Il povero Enrico fa sopraffatto da uno sgomento indicibile. Egli aveva pensato in cuor suo di non dare che venti lire, e capiva che bisognava metterne cinquanta come gli altri, e temeva di non averli nel suo portamonete. Dei cento franchi della mezza mesata sborsatagli dal tutore, e che dovevano servirgli per quindici giorni, gli pareva di averne già spesi in guanti, in profumerie, in gingilli, in mancie e al caffè, una metà abbondante. Non sapeva bene quanto gli restasse nel portamonete, ma temeva d'essere a corto.

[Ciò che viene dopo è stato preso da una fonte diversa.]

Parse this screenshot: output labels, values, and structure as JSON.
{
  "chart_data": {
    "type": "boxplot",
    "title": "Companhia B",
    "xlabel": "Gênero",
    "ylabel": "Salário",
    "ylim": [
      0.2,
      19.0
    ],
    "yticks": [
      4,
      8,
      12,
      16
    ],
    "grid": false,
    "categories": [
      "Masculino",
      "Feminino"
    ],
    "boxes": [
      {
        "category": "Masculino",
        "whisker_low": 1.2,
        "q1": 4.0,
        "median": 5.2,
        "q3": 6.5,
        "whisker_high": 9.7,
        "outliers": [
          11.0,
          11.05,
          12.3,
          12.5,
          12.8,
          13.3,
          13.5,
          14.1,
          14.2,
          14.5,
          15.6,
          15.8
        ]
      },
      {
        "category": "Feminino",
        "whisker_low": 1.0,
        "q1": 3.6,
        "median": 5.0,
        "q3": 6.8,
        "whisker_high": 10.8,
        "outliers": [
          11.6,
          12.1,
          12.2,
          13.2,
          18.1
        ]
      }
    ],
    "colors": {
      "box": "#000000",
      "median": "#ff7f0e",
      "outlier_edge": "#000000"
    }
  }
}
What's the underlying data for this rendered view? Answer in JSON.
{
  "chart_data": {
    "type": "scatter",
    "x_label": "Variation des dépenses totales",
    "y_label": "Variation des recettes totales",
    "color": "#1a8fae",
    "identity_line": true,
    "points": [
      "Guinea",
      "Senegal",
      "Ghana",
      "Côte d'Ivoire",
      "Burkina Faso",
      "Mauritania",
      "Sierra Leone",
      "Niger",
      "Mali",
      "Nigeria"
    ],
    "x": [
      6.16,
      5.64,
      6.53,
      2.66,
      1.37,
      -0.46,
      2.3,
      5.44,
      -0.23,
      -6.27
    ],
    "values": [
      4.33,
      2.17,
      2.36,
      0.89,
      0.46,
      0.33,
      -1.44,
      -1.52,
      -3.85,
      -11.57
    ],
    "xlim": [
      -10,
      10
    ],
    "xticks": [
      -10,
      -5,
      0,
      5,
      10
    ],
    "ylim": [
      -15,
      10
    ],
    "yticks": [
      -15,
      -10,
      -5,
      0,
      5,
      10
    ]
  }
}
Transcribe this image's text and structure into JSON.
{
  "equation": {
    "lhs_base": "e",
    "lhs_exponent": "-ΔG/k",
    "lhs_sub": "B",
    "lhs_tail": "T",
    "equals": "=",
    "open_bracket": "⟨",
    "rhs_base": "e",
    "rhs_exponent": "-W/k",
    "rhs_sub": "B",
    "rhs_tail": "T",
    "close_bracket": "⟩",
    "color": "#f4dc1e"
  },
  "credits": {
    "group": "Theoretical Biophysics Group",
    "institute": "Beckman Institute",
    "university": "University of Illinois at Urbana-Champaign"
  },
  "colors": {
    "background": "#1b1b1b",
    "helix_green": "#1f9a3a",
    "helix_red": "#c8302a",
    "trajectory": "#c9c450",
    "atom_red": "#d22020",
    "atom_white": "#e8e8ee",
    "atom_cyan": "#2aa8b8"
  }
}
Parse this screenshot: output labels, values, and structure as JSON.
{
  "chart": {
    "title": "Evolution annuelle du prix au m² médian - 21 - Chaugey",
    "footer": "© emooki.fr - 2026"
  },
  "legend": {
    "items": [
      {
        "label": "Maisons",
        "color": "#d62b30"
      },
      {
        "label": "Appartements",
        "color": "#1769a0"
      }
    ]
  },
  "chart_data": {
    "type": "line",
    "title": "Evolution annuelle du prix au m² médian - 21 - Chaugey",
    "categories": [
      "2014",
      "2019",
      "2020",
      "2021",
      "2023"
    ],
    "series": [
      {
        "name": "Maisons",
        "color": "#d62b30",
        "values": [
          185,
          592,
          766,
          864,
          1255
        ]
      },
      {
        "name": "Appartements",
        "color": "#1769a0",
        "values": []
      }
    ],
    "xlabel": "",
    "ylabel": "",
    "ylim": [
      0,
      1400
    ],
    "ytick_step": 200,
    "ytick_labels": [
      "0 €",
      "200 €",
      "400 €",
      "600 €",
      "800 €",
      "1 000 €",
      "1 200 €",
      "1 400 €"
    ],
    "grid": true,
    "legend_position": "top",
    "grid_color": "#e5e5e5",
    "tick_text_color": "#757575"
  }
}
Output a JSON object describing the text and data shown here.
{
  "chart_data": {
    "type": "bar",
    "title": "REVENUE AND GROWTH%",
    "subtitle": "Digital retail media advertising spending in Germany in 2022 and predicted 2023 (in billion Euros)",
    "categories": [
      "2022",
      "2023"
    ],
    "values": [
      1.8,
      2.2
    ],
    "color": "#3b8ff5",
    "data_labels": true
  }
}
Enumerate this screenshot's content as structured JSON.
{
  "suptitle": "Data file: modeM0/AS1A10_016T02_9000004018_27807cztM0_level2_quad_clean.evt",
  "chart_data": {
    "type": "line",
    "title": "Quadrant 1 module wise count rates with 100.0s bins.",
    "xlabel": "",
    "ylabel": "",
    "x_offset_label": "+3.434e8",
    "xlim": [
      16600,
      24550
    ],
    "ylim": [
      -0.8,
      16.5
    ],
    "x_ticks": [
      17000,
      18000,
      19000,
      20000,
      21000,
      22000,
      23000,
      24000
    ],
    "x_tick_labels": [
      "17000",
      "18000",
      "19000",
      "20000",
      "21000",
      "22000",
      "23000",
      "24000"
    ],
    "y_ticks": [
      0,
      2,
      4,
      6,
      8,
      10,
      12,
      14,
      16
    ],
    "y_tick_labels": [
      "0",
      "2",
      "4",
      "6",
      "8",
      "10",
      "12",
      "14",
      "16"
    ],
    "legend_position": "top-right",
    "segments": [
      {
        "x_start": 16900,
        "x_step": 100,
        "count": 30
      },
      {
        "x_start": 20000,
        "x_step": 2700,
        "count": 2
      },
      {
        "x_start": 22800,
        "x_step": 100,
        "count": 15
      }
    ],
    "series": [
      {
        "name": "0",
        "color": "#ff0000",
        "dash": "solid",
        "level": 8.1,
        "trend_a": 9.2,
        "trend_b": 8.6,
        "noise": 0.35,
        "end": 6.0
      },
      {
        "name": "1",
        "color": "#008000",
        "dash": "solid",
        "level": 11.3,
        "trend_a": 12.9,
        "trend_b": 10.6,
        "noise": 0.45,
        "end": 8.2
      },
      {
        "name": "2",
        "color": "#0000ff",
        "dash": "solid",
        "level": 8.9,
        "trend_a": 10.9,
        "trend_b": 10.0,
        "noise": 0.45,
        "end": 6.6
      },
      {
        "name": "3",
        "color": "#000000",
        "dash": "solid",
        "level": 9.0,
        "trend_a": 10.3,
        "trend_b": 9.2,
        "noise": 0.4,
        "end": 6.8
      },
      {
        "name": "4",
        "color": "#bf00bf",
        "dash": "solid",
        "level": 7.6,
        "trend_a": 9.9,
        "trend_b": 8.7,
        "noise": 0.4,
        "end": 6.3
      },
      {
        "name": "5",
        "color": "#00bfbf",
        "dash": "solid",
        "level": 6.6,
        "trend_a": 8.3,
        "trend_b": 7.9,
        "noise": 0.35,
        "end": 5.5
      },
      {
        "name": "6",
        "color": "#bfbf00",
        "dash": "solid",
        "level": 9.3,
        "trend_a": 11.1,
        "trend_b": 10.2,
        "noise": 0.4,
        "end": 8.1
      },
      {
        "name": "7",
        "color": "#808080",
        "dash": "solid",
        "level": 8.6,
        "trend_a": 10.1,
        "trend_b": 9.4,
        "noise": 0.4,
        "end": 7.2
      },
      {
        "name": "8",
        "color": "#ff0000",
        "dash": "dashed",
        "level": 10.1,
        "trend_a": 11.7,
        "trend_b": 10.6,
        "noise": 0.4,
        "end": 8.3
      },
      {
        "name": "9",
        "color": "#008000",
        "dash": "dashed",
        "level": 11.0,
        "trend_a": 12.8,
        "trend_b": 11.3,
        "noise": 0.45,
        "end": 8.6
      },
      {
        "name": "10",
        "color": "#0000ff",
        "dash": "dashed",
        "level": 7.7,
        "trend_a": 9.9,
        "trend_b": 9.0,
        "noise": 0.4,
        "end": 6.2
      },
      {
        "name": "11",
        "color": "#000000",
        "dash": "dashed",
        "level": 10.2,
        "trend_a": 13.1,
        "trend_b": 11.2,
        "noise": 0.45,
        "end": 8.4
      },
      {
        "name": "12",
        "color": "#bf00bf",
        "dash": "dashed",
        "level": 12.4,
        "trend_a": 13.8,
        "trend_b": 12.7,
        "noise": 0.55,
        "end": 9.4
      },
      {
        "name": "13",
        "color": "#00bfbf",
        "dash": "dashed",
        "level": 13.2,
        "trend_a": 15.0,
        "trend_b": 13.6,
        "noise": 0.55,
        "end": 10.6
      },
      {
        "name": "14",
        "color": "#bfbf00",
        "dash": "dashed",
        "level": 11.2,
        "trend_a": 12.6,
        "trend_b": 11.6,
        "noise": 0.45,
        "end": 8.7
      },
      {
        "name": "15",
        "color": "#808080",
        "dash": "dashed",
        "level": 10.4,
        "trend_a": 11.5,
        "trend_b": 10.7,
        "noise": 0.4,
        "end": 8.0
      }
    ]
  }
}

Guardò trepidando in esso, e con lieta sorpresa vi trovò appunto i cinquanta franchi che parevano lì apposta contati. Non gli rimaneva più che un bigliettino sudicio da cinquanta centesimi, che rimase là unico e vergognoso, come una protesta contro la lèsina del tutore.
—Ed ecco i miei—ripetè anche lui mettendo l'obolo nella borsa di
Luisa, che lo ringraziò col suo più splendido sorriso.
"Spero bene—pensò—che il tutore non mi vorrà mangiare se gli racconterò che ho dato cinquanta franchi a scopo di beneficenza—pensò Enrico, dopo che la Luisa lo ebbe ringraziato.—"Io non potevo dar meno di Paganino e di Bonaventuri, che devono essere meno ricchi di me."
* * * * *
Poco dopo entrarono nuovi visitatori. Erano il signor Ciambelli colla Romea, un fuseragnolo di donna, con due occhi discreti e una carnagione che arieggiava la porcellana colorata, per amor dell'intonaco ch'ella si praticava sul viso.
Ciambelli, suo amante, un pancione nero come un croato, le aveva messa su una buvette, dove la Romea troneggiava dal suo banco, chiamando, col desio e colle occhiate lunghe, i passanti, che non volevano saperne di entrare nella di lei bottega a bevere l'amaro prima di andare a pranzo.
La Romea era una sgualdrina come tante altre, ma la si teneva ingenuamente in conto di donna onesta, e parlava delle mantenute col disprezzo d'una principessa!
Quanto la godevano per questa pretesa le sue poche pratiche!
A un certo punto si parlò di far un piccolo taglio di macao. La Luisa sulle prime fece finta di opporsi, ma poi, vedendo che tutti erano del parere fece recar le carte e lasciò che giuocassero.